Friday, February 08, 2008

Climbing the Fortress

Today in my inbox, I got some pictures from a friend of ours (and caving companion) Roberto--pictures from a recent caving-related outing. Some of you might remember old posts about Roberto. He's definitely one of my favorite fellow cavers, in that caving-related activities with him range from crazy cave hunting to serious cave scene investigation, which, of course, included florescent powder. Whenever Roberto asks, "Anyone up for some caving fun?" I jump to respond first to his emails, simply saying: "what's the job this time?"

This time, the job was gardening. No, not gardening in a garden! That would be too easy! We were called, by the wonderful people of San Leo in northern Le Marche, to pull weeds from the side of their fortress. Yes, it's one heck of a job, but someone's gotta do it, right? And Roberto has all the right connections, since we were just in San Leo over the summer, doing actual cave research on the cliffs below.

Have you heard of San Leo? It is one of the most stunning fortresses in Le Marche, situated ever so precariously on the rocky edge of a mountain cliff, where nearby you can find the craggy cliffed republic of San Marino and the other famous fortress of Sassocorvaro, deep in the heart of the Pesaro province of Le Marche. Just seeing San Leo, driving up to it from a distance, makes you wonder if this is a dream, or if you really ARE in the middle of a fairy tale (and that is Rapunzel's hair hanging from the fortress window).

But no, it's not a dream. It's not a fairytale.
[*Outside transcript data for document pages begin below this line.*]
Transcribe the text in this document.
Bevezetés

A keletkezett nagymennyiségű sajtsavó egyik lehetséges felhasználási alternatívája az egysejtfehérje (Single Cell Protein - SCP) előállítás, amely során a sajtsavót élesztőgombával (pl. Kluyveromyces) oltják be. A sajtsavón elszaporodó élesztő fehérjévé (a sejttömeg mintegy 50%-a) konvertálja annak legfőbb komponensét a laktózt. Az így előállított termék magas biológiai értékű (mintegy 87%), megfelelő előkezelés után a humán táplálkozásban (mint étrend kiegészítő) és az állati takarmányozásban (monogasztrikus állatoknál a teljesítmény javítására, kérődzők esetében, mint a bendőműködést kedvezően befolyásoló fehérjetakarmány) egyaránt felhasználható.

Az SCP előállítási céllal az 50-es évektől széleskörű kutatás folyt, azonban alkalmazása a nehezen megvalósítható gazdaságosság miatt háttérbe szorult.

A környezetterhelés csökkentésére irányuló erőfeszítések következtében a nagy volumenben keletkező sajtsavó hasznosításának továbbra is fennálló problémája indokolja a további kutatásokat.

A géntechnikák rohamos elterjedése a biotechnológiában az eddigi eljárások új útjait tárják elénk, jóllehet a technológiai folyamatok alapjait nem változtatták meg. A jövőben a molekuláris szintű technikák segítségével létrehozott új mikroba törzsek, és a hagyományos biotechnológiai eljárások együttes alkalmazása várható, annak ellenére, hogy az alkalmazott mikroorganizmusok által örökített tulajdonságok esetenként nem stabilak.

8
And that's not Repunzel's hair--those are actually five sturdy, life-saving ropes, tied in one way or another to the iron grating attached to the various windows of San Leo, which, in its time, was once a prison, and those iron gratings the only thing holding the prisoners within its walls. That, and the long drop down. And those ropes, like Repunzel's hair, are meant to be climbed.
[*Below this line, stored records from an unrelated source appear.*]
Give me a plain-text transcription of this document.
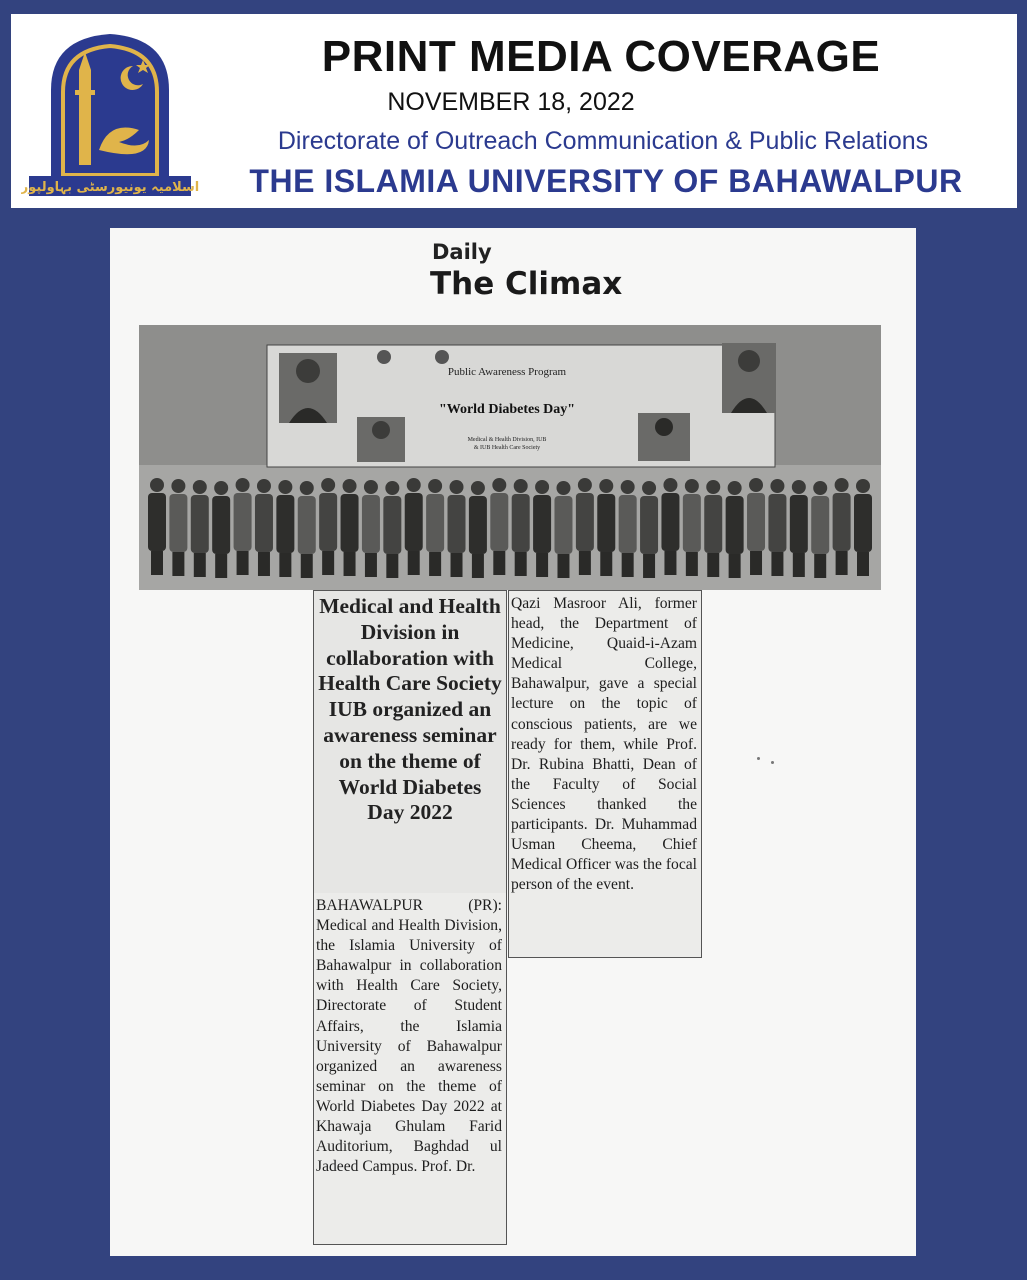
اسلامیہ یونیورسٹی بہاولپور
PRINT MEDIA COVERAGE
NOVEMBER 18, 2022
Directorate of Outreach Communication & Public Relations
THE ISLAMIA UNIVERSITY OF BAHAWALPUR
Daily
The Climax
Public Awareness Program
"World Diabetes Day"
Medical & Health Division, IUB
& IUB Health Care Society
Medical and Health Division in collaboration with Health Care Society IUB organized an awareness seminar on the theme of World Diabetes Day 2022
BAHAWALPUR (PR): Medical and Health Division, the Islamia University of Bahawalpur in collaboration with Health Care Society, Directorate of Student Affairs, the Islamia University of Bahawalpur organized an awareness seminar on the theme of World Diabetes Day 2022 at Khawaja Ghulam Farid Auditorium, Baghdad ul Jadeed Campus. Prof. Dr.
Qazi Masroor Ali, former head, the Department of Medicine, Quaid-i-Azam Medical College, Bahawalpur, gave a special lecture on the topic of conscious patients, are we ready for them, while Prof. Dr. Rubina Bhatti, Dean of the Faculty of Social Sciences thanked the participants. Dr. Muhammad Usman Cheema, Chief Medical Officer was the focal person of the event.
We love Roberto, but I started to question his sanity when he began to secure the ropes to those iron gratings. Why did the iron gratings look so rusty? Could they really be trusted? How strong WAS this fortress, after all? I voiced my opinion a bit, but more than anything, I tested all of the ropes, prayed a bit, and started to second guess: Do we really need to be pulling weeds? This doesn't seem nearly as serious as some of our past missions, which were more along the lines of cave-hunting. Weed pulling? On a steep steep fortress wall? Who DOES that?

But I had already committed, and this was the kind of thrilling, crazy thing that sometimes cavers just do because, well, it's actually a lot of FUN climbing up a rope and repelling down it. And who can say that they've been to San Leo, not as a tourist, but as a rock wall gardener? So, we put on our caving suits, our harnesses, and all of our tools. And we stood there, at the foot of the fortress, all of our gear on one side, and garden gloves and shovels on the other. We looked completely out of place--like ninja gardeners or something. We grabbed our ropes and started. Tourists were starting to gather below us as we climbed, wondering what in the world we could be up to.

And the weed pulling began--each of us going after the weeds like this WAS the serious mission. We spent our time cutting and pulling and removing whole root systems from the walls of San Leo, cursing if even a bit of green remained stubbornly on the wall, and, enjoying panoramic glimpses every once in a while of the hills around us. When we were back on the ground, during our lunch break, we plotted and planned out how exactly we would reach that dandelion weed growing out a little too far to the left, or that rosemary-like bush that was clinging with particular strength to the rocks and bricks. So maybe we weren't cave hunting this time but, well, weed hunting? It was a pretty tough job as well.

As we got the last weed that we could reach, we decided to stop. Yes, it's true--there were another five weeds or so, but they were simply unreachable! We had risked our bodies for a bunch of weeds, didn't we realize it yet? And here the day was, coming to an end. Enough. We looked up at the wall, up at the job we had completed, up at the windows where our ropes were still tied, still tight, still ready to support more weed-pulling crazy people. Roberto was still surveying those last weeds, surely wondering what to do, and all of the sudden I smiled at how glad I was to have signed up after all. Who else has this on their resume? It was enough to make me laugh out loud. What a day. What a strange, exhilarating, completely insane, yet completely entertaining way to spend a Sunday in Le Marche.

The sun set while we were getting something to eat at the bar in the middle of town, and I went out to watch it. It was breath taking. It was worth every bit of weed-battling that we had done. Those purples and reds and pinks, the sky all lit up like that, completely taken over by the strength of a sunset--it was the kind of show that I rarely saw in Macerata. Perhaps it was because we were up so high, in these hills, in the middle of the mountains.

Or perhaps it was the happily-ever-after of a day of hard work. The last lines of the fairytale that truly does exist. Either way, the day was over, our mission, as we had chosen to accept it, was complete. It was time to go home. The day was really done.

So, Roberto--any more missions coming up?



At 10:14 PM, Blogger erin said...

wow! This is a unique task you had :) But sounds like fun. I'd probably opt for pulling weeds here than in a boring yard!